Open cjnolet opened 5 years ago
I presume the Euclidean distance is used now, the same as the scikit-learn? It's a bit confusing that the cuML docs explicitly mention DBSCAN's sensitivity to the distance metric, but it doesn't specify which distance metric is actually used or allows to specify the distance metric.
It would be nice if different distance metrics could be used for DBSCAN.
I presume the Euclidean distance is used now, the same as the scikit-learn? It's a bit confusing that the cuML docs explicitly mention DBSCAN's sensitivity to the distance metric, but it doesn't specify which distance metric is actually used or allows to specify the distance metric.

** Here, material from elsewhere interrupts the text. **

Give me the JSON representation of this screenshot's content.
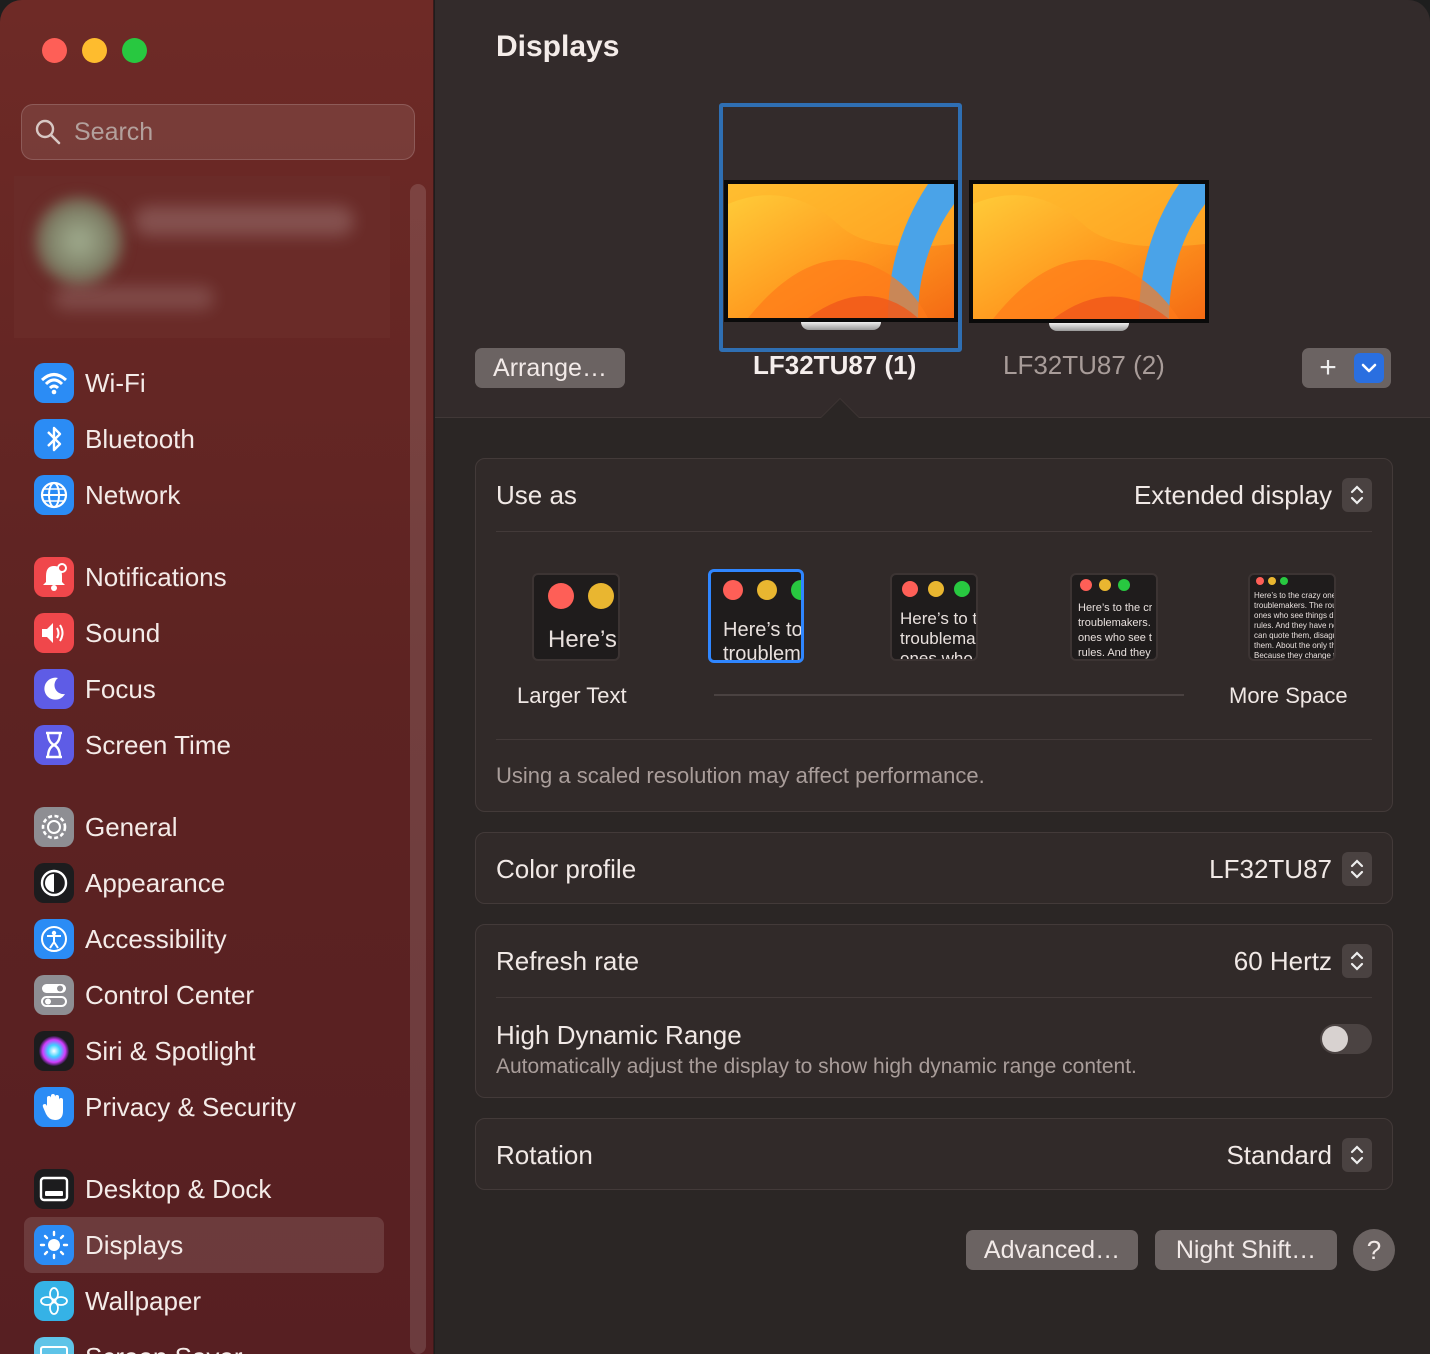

It would be nice if different distance metrics could be used for DBSCAN.
+1 for other distance metrics, especially cosine, for DBSCAN.
@mvss80, Since Euclidean distance is used currently, cosine distance can be supported today by normalizing your vectors to unit norm. In the meantime, we can certainly work to add cosine & L1 distance.
@bittremieux, please forgive my delayed response. I will update the DBSCAN Python API to match sklearn's metric
argument. For now, I will add euclidean
as the default.
Our pairwise distances API now supports several distances in addition to Euclidean, L1, and Cosine so I think it should be possible to match scikit-learn more closely now, and also update HDBSCAN in addition.
I am currently working on a comprehensive survey that includes all of the scipy/sklearn distance and loads more.T he purpose of this survey is to be able to implement all of the distance functions as efficiently as possible on GPUs.
Once some of these algorithms are defined, we need to expose them through the DBSCAN C++ API and then allow them to be set as options through the Cython API.
At this present moment, there are other distance metrics already implemented in the distance primitives that need to be exposed through the C++ API and further through the Cython layer.